Does X have a separate annual addition in each for 415 purposes? Absolutely, yes. Let me put it another way. Suppose I work for General Motors, Ford, and Chyrsler, and each company pays me $200,000/year. Each also covers me under a profit sharing plan with an allocation of $40,000/year. That is perfectly valid and there is nothing at all in the Internal Revenue Code to stop it. (Note to GM, Ford, Chrysler -- Are you listening? I'm available!) IRC 415 adds together annual additions from a single employer, or from businesses treated as a single employer because they are part of a controlled group of corporations (after considering Section 415(h)), a group of trades or businesses under common control, or an affiliated service group. It does not add together allocations from plans maintained by unrelated employers. And that's what you have here.
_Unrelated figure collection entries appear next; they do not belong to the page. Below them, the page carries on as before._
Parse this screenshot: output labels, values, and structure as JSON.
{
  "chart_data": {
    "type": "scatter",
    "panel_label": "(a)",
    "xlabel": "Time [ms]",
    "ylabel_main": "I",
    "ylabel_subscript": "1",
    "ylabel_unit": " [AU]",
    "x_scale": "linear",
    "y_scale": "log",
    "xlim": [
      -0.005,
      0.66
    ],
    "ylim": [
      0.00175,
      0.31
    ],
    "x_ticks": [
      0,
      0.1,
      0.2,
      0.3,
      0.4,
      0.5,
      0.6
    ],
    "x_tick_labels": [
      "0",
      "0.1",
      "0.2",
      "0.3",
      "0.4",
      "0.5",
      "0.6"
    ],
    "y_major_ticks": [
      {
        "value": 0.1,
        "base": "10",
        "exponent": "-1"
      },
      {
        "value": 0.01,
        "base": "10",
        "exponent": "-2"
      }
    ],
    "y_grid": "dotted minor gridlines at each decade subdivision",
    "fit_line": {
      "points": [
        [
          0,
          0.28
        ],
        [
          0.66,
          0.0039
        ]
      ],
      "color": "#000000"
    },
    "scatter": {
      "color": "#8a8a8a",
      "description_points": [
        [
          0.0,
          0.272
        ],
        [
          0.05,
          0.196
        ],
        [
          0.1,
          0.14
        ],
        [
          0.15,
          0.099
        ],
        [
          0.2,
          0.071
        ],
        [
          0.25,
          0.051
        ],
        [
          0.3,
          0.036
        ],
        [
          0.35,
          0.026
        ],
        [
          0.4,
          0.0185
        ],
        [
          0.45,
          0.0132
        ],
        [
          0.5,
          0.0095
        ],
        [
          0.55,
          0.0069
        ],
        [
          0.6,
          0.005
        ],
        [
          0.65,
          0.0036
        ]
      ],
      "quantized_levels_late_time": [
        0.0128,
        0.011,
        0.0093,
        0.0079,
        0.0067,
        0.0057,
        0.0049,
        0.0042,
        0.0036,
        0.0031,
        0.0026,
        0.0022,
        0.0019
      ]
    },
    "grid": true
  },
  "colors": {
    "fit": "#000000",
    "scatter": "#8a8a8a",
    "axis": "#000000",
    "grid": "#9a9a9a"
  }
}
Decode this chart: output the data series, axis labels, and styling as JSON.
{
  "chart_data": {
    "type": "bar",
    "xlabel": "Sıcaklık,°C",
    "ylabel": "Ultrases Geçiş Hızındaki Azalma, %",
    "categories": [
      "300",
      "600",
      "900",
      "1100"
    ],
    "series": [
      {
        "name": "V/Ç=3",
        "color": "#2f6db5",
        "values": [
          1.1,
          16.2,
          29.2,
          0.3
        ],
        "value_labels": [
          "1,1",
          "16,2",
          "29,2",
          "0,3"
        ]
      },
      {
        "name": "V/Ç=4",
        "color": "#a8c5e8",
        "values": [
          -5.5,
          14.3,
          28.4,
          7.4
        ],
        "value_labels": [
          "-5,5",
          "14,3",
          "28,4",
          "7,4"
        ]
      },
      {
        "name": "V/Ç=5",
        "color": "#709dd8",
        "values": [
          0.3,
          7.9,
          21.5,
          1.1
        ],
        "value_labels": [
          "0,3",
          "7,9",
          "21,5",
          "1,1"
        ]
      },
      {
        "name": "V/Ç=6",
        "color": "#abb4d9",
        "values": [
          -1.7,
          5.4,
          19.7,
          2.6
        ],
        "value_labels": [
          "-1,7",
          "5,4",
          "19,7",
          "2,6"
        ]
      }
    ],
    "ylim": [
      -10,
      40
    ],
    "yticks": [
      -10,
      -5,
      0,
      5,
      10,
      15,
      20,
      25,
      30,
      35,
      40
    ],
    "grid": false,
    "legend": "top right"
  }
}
I'm not sure what you mean by the "owner-employee rules." IRC 401(d) used to have some rules aggregating plans covering owner-employees. Those were repealed years ago as an anachronistic dinosaur that didn't fit into the modern 414 scheme. Also, there was a proposed regulation under IRC 415(o) that would have added together annual additions for 5% owners, but that proposal was withdrawn in 1993 and was never in effect in the first place. At present, there are no special rules for owner-employees that would bear on this situation.
The controlled group rules are discussed in more detail in Chapters 6 through 11 of my book, Who's the Employer?. The old 414(o) regulations are discussed in chapter 15.